The cellular system includes a MTSO (sometimes situated in a CO of PSTN), the cell sites, and the mobile units. The central processor at the MTSO controls the switching equipment needed to interconnect the mobile users with the wireline telephone network (PSTN). It also controls cell-site actions and many of the mobile unit actions through commands relayed to them by the cell sites.

The MTSO is connected to each cell site via wireline PSTN, over which they exchange information required to process the calls. Each cell site has one transreceiver for each of its assigned voice channels and the corresponding transmitting/receiving antennas for those channels.

The equipment at the mobile station contains a control unit, a transreceiver and an antenna, with a duplexer, to segregate the transmitted and received signals. (In space diversity systems, if used to combat fading and interference problems, there will be more than one antenna in operation.)

The control unit has user interfaces, namely, the handset, the dialler and a light-emitting diode (LED) indicator. The transreceiver includes a synthesizer to tune to all the allocated channels. The logic section interprets the user’s actions and various system commands. Subsequently, it also controls the transreceiver and the control units.

A few radio channels are used for call set-up and tear-down procedures. First, they facilitate the necessary exchange of signalling information for call set-up. Whenever the mobile unit is “on”, but not in use, the unit continuously monitors these set-up channels. And selects the strongest one. Thus, the base station/cell and the current location of this mobile unit (linked via that selected channel) are mutually identified.

That is, the mobile unit and the base station are now synchronised through the set-up channel with an identification number (ID) prescribed for the mobile unit. Now, the base station can transfer any call coming for the mobile unit. When the mobile unit is alerted of an incoming call, it again samples the signal-strength of all received signalling/set-up channels and responds through the cell-site offering the strongest signal.

It then indicates its preference for communication through that cell-site/base station, gets an ID and the base station, in turn, responds by supplying the ringing tone so as to alert the user to pick up the phone. Similar sequence of events takes place at the calling subscriber side except in the reverse order. Due to the mobility involved, the system examines the call being received every few seconds at the cell-site.

If necessary, the system “looks” for another site to serve the call. When such a need occurs, the mobile unit retunes itself to the newly found cell-site by receiving a command from the base station. This process of changing the base station or handing over the responsibility of servicing a mobile unit, as mentioned earlier, is known as “hand-off”. It occurs in a brief interrupted period of about 50 ms.

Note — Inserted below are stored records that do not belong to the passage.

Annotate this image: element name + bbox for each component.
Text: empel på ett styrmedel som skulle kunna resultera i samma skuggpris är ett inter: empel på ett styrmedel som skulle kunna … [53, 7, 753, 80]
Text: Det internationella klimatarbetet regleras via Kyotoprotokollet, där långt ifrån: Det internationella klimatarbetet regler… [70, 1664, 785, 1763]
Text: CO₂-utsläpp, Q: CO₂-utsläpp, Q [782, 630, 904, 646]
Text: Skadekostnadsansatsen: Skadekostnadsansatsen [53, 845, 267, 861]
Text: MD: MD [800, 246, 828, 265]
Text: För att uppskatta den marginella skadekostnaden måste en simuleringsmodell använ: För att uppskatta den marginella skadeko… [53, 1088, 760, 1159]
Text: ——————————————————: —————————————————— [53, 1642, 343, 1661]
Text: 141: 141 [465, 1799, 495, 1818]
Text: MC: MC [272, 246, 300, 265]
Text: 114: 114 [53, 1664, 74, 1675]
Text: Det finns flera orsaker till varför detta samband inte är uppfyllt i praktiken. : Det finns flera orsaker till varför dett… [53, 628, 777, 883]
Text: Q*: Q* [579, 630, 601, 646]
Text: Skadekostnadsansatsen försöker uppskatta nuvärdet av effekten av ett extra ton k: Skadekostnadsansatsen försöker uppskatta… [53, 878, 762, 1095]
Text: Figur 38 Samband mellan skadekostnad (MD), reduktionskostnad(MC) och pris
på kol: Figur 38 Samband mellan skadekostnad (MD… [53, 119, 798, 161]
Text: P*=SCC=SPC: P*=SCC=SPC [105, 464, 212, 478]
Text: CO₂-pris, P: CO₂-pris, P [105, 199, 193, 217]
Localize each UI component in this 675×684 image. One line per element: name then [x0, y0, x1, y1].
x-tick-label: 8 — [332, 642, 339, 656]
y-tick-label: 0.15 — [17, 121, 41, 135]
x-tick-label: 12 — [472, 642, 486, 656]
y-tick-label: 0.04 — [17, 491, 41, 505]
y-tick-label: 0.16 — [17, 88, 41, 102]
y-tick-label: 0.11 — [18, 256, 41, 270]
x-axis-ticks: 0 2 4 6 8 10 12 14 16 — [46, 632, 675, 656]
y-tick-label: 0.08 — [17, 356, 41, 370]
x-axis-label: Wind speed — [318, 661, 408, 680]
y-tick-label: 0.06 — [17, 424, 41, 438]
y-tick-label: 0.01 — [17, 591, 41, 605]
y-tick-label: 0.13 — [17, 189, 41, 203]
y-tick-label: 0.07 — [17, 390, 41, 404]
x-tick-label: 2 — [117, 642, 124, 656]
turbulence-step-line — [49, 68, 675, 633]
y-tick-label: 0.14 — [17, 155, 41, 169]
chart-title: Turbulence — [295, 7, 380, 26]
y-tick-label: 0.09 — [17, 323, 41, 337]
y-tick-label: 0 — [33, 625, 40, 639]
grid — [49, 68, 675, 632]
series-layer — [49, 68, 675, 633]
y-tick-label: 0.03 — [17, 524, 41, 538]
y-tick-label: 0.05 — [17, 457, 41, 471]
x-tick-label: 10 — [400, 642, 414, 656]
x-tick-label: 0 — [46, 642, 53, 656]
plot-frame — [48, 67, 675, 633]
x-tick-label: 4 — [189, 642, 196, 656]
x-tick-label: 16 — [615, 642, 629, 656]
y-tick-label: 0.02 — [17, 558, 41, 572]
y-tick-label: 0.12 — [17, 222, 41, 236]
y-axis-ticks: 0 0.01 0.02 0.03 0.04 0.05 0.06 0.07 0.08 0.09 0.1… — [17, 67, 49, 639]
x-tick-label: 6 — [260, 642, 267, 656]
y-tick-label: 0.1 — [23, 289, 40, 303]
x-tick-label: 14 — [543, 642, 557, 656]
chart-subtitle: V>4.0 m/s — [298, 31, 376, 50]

The power output of the mobile unit is about 0.7 to 3W and is controlled by a power up/down “power control signal” from the base station in seven, 1-dB steps. This power control is necessary to reduce the interference with other phones and minimise the overloading of the base-station receiver.

After their inception, analog cellular networks soon exhausted the FDMA channels (with 30 kHz FM bandwidth for each channel) offered to the growing population of subscribers (within the allocated spectrum). Hence, the second generation of digital wireless telephony came into the picture with a channel allocation based on TDMA and/or CDMA schemes.